Étapes d’une conquête

De 1981 à aujourd’hui, comment le PCF a perdu sa position dominante en Seine-Saint-Denis, au fil des élections.

Michel Soudais  • 5 décembre 2013 abonné·es

Aubervilliers, 8 mai 1988. Jacques Salvator, juché sur une table du bureau centralisateur, réclame, au nom des socialistes, la direction de la mairie, dont les élections sont annoncées pour l’année suivante. Dans cette ville de Seine-Saint-Denis dirigée par Jack Ralite, un des quatre ministres communistes du gouvernement Mauroy (1981-1984), François Mitterrand vient d’être réélu haut la main. Au premier tour, il a devancé de 13 points le candidat du PCF, André Lajoinie, quand, en 1981, Georges Marchais était encore 19 points devant lui. Dans tout le département, dominé jusque-là par le PCF, les scores se sont croisés. Du coup, les socialistes séquano-dyonisiens, qui ne gèrent que 5 communes de modeste importance sur 40 (Bondy, Épinay-sur-Seine, Livry-Gargan, Neuilly-sur-Marne, le Pré-Saint-Gervais) contre 20 pour le PCF, rêvent d’en découdre avec les communistes dans leurs fiefs.

Un peu partout, les socialistes montent des listes, mais ils devront finalement renoncer à les porter en vertu d’un accord PS-PCF tardif. En 1989, les municipalités changent peu de main. Situation reconduite quasiment à l’identique en 1995, quand le PS prend à la droite Noisy-le-Grand, Clichy-sous-Bois, Villepinte, trois communes dans l’est et le nord du département, mais perd Pavillons-sous-Bois. Le basculement se produit en 2001. À Pantin, le socialiste Bertrand Kern, allié aux Verts, devance de 272 voix au premier tour Jacques Isabet (PCF), qui accepte au second tour de se ranger derrière son rival. Mais, à l’Île-Saint-Denis (7 000 habitants), le Vert Michel Bourgain fait tomber le tabou du désistement pour le candidat de gauche le mieux placé : devancé au premier tour par la maire communiste, il se maintient et l’emporte. À l’élection municipale suivante, en 2008, quatre candidats socialistes se maintiennent entre les deux tours. Sans succès à La Courneuve, Saint-Denis et Bagnolet.

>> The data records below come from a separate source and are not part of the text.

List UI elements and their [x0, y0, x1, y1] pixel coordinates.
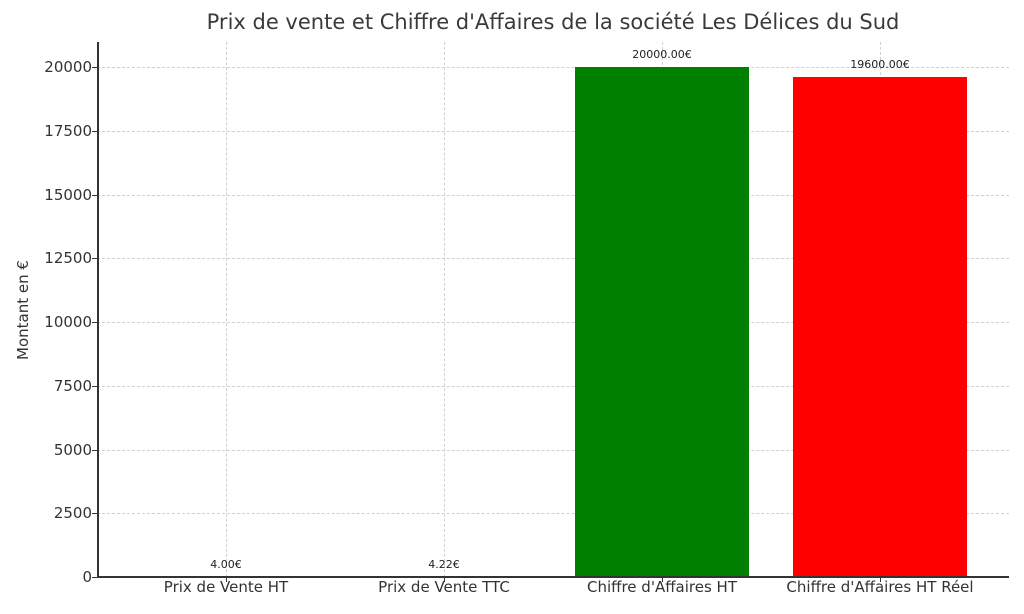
y-tick-mark [92, 67, 97, 68]
x-tick-label: Prix de Vente HT [163, 578, 289, 596]
y-tick-label: 2500 [53, 504, 92, 523]
h-gridline [97, 322, 1009, 323]
y-tick-label: 7500 [53, 376, 92, 395]
y-tick-label: 12500 [44, 249, 92, 268]
x-tick-mark [444, 577, 445, 582]
v-gridline [444, 42, 445, 577]
y-tick-mark [92, 194, 97, 196]
y-axis-line [97, 42, 99, 578]
h-gridline [97, 194, 1009, 196]
h-gridline [97, 385, 1009, 387]
y-tick-mark [92, 577, 97, 578]
bar-value-label: 4.22€ [428, 557, 460, 571]
h-gridline [97, 130, 1009, 132]
y-tick-mark [92, 385, 97, 387]
h-gridline [97, 449, 1009, 451]
bar-value-label: 4.00€ [210, 557, 242, 571]
h-gridline [97, 258, 1009, 260]
bar [575, 67, 749, 577]
y-tick-mark [92, 513, 97, 515]
h-gridline [97, 513, 1009, 515]
x-tick-mark [880, 577, 881, 582]
v-gridline [226, 42, 227, 577]
x-tick-label: Chiffre d'Affaires HT Réel [786, 578, 974, 596]
y-tick-label: 0 [82, 568, 92, 586]
chart-title: Prix de vente et Chiffre d'Affaires de l… [206, 10, 900, 34]
x-tick-label: Prix de Vente TTC [378, 578, 510, 596]
y-tick-mark [92, 258, 97, 260]
y-tick-mark [92, 322, 97, 323]
y-tick-label: 10000 [44, 313, 92, 331]
x-tick-mark [226, 577, 227, 582]
y-tick-label: 15000 [44, 185, 92, 204]
y-tick-mark [92, 130, 97, 132]
bar [793, 77, 967, 577]
y-tick-mark [92, 449, 97, 451]
y-tick-label: 17500 [44, 121, 92, 140]
x-tick-mark [662, 577, 663, 582]
y-tick-label: 20000 [44, 58, 92, 76]
y-axis-label: Montant en € [14, 260, 32, 360]
h-gridline [97, 67, 1009, 68]
bar-value-label: 20000.00€ [632, 48, 692, 61]
x-axis-line [97, 576, 1009, 578]
bar-value-label: 19600.00€ [850, 58, 910, 72]
y-tick-label: 5000 [53, 440, 92, 459]
x-tick-label: Chiffre d'Affaires HT [586, 578, 738, 596]
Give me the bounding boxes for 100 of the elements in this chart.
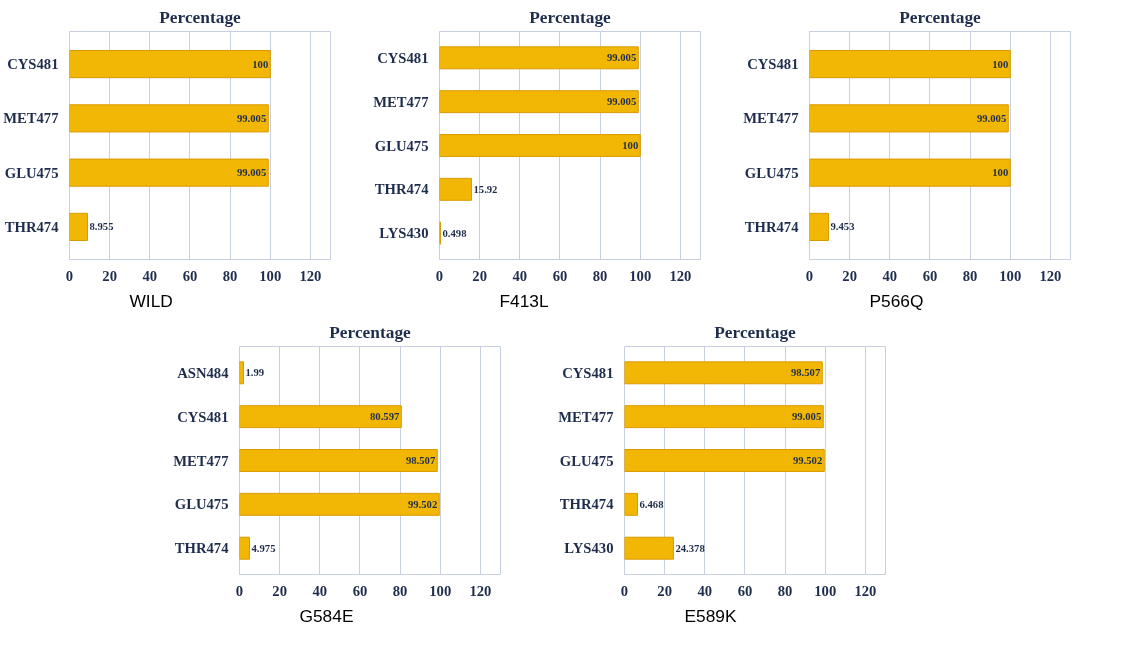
bar [624, 361, 823, 385]
text: E589K [684, 605, 737, 626]
y-tick-label: GLU475 [4, 164, 59, 181]
bar [439, 134, 641, 157]
bar [624, 536, 674, 560]
bar [624, 449, 825, 472]
x-tick-label: 100 [429, 582, 452, 599]
x-tick-label: 60 [922, 267, 938, 284]
x-tick-label: 20 [102, 267, 117, 284]
data-label: 0.498 [442, 227, 467, 239]
x-tick-label: 0 [620, 582, 629, 599]
x-tick-label: 40 [142, 267, 158, 284]
y-tick-label: THR474 [374, 181, 430, 198]
x-tick-label: 20 [272, 582, 287, 599]
bar [69, 158, 269, 187]
text: P566Q [869, 290, 924, 311]
bar [239, 405, 402, 429]
x-tick-label: 0 [235, 582, 244, 599]
x-tick-label: 20 [842, 267, 857, 284]
x-tick-label: 40 [882, 267, 898, 284]
bar [439, 90, 639, 114]
x-tick-label: 60 [552, 267, 568, 284]
data-label: 100 [992, 58, 1009, 70]
chart-title: Percentage [529, 7, 612, 27]
y-tick-label: GLU475 [744, 164, 799, 181]
y-tick-label: LYS430 [564, 540, 614, 557]
x-tick-label: 120 [299, 267, 322, 284]
x-tick-label: 0 [65, 267, 74, 284]
y-tick-label: GLU475 [559, 452, 614, 469]
bar [69, 104, 269, 133]
x-tick-label: 100 [629, 267, 652, 284]
y-tick-label: GLU475 [374, 137, 429, 154]
data-label: 99.005 [606, 52, 637, 64]
chart-title: Percentage [329, 322, 412, 342]
y-tick-label: CYS481 [377, 49, 429, 66]
x-tick-label: 120 [469, 582, 492, 599]
x-tick-label: 40 [697, 582, 713, 599]
data-label: 15.92 [473, 183, 498, 195]
x-tick-label: 40 [512, 267, 528, 284]
bar [809, 50, 1011, 79]
y-tick-label: LYS430 [379, 225, 429, 242]
bar [439, 177, 472, 201]
data-label: 99.005 [976, 112, 1007, 124]
text: WILD [129, 290, 173, 311]
chart-title: Percentage [899, 7, 982, 27]
data-label: 8.955 [89, 221, 114, 233]
y-tick-label: CYS481 [7, 56, 59, 73]
data-label: 80.597 [370, 411, 400, 423]
data-label: 99.005 [236, 167, 267, 179]
x-tick-label: 20 [472, 267, 487, 284]
bar [809, 158, 1011, 187]
data-label: 99.502 [792, 455, 823, 466]
data-label: 100 [622, 140, 639, 151]
data-label: 9.453 [830, 221, 855, 233]
y-tick-label: THR474 [4, 218, 60, 235]
bar [69, 212, 88, 241]
data-label: 100 [252, 58, 269, 70]
bar [239, 449, 438, 472]
data-label: 4.975 [251, 542, 276, 554]
x-tick-label: 0 [805, 267, 814, 284]
x-tick-label: 80 [592, 267, 608, 284]
x-tick-label: 60 [352, 582, 368, 599]
y-tick-label: MET477 [373, 93, 429, 110]
y-tick-label: THR474 [174, 540, 230, 557]
x-tick-label: 60 [737, 582, 753, 599]
y-tick-label: MET477 [558, 408, 614, 425]
y-tick-label: ASN484 [177, 364, 230, 381]
y-tick-label: THR474 [559, 496, 615, 513]
bar [624, 492, 638, 516]
chart-title: Percentage [159, 7, 242, 27]
data-label: 98.507 [790, 367, 821, 379]
data-label: 99.005 [791, 411, 822, 423]
chart-title: Percentage [714, 322, 797, 342]
data-label: 99.502 [407, 498, 438, 510]
bar [809, 212, 829, 241]
x-tick-label: 80 [392, 582, 408, 599]
y-tick-label: THR474 [744, 218, 800, 235]
text: G584E [299, 605, 354, 626]
x-tick-label: 80 [962, 267, 978, 284]
x-tick-label: 100 [999, 267, 1022, 284]
y-tick-label: MET477 [3, 110, 59, 127]
bar [439, 46, 639, 70]
x-tick-label: 20 [657, 582, 672, 599]
bar [239, 536, 250, 560]
data-label: 24.378 [675, 542, 705, 554]
bar [239, 492, 440, 516]
y-tick-label: MET477 [743, 110, 799, 127]
y-tick-label: MET477 [173, 452, 229, 469]
x-tick-label: 80 [777, 582, 793, 599]
data-label: 6.468 [639, 498, 664, 510]
bar [809, 104, 1009, 133]
x-tick-label: 120 [854, 582, 877, 599]
data-label: 1.99 [245, 367, 265, 379]
y-tick-label: GLU475 [174, 496, 229, 513]
y-tick-label: CYS481 [562, 364, 614, 381]
y-tick-label: CYS481 [177, 408, 229, 425]
bar [69, 50, 271, 79]
x-tick-label: 120 [1039, 267, 1062, 284]
data-label: 99.005 [606, 96, 637, 108]
data-label: 98.507 [405, 455, 436, 466]
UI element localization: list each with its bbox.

Mais à Aubervilliers, Jacques Salvator s’impose grâce à l’appoint d’électeurs de droite ; le PCF crie au « vol ». À Montreuil, la même stratégie d’affrontement gauche-gauche permet à Dominique Voynet d’arracher la mairie au communiste Jean-Pierre Brard, avec l’appui discret de Claude Bartolone, qui, simultanément, ravit le conseil général au PCF. En 1998, le PCF y détenait encore la majorité absolue : 22 sièges sur 40, contre 10 au PS. Il l’a perdue en 2001 (16 sièges), sans que le PS progresse. En 2004, il ne sauve que 3 de ses 9 cantons soumis à réélection ; à égalité de sièges, le PS lui laisse la présidence. Pour mieux cueillir le fruit au scrutin suivant.